For my current studies, I’m mostly reading books about twentieth-century composer Benjamin Britten. This week I finished Britten’s Century, a collection of essays about the composer by musicians and scholars, published for the Britten centenary (2013). The book offers bite-sized insights on the composer, perfect for learning a little about one aspect of Britten’s life or music. Of particular interest to me are contributions from Roger Vignoles (repetiteur) and Dame Janet Baker (mezzo soprano).

In London, I participated in classes led by Vignoles, during which I worked on song repertoire and benefited from his expert feedback and advice. Having performed and recorded a large portion of the art-song repertoire with the world’s finest singers, Vignoles possesses an encyclopedic and unsurpassed knowledge of vocal music. Accordingly, his insights on Britten are profound, and eloquently expressed. Vignoles hasn’t published many writings during the course of his outstanding career as repetiteur, and so his chapter ‘A Dancer Before God: Britten’s Five Canticles’ gives a small, fascinating glimpse into his approach to interpreting and performing Britten’s Canticles.

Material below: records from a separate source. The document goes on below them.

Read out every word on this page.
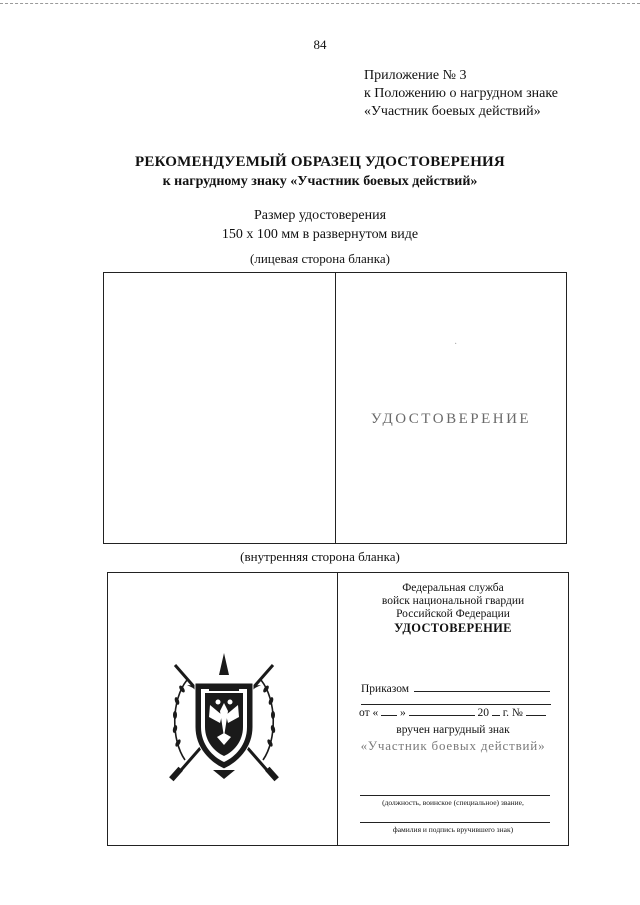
84
Приложение № 3
к Положению о нагрудном знаке
«Участник боевых действий»
РЕКОМЕНДУЕМЫЙ ОБРАЗЕЦ УДОСТОВЕРЕНИЯ
к нагрудному знаку «Участник боевых действий»
Размер удостоверения
150 х 100 мм в развернутом виде
(лицевая сторона бланка)
·
УДОСТОВЕРЕНИЕ
(внутренняя сторона бланка)
Федеральная служба
войск национальной гвардии
Российской Федерации
УДОСТОВЕРЕНИЕ
Приказом
от « »	20 г. №
вручен нагрудный знак
«Участник боевых действий»
(должность, воинское (специальное) звание,
фамилия и подпись вручившего знак)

Dame Janet Baker’s offering, ‘Working with Britten’, is similarly interesting. Britten composed Phaedra for the singer during the final years of his life, and Baker performed the cantata for the 1976 Aldeburgh Festival – the last at which Britten was present. Baker is among the only surviving musicians for whom Britten composed music, making her recollections (almost forty years after the premiere of Phaedra) all the more valuable. Baker’s writing is sharp and evocative, giving a real sense of what it was like to collaborate with one of the greatest composers of the twentieth-century.

Of all the many books and articles on Britten I’ve read this year, Britten’s Century stands out for its unique contributions from performers, not just scholars and biographers, adding an interesting dimension to the already extensive scholarship on the composer.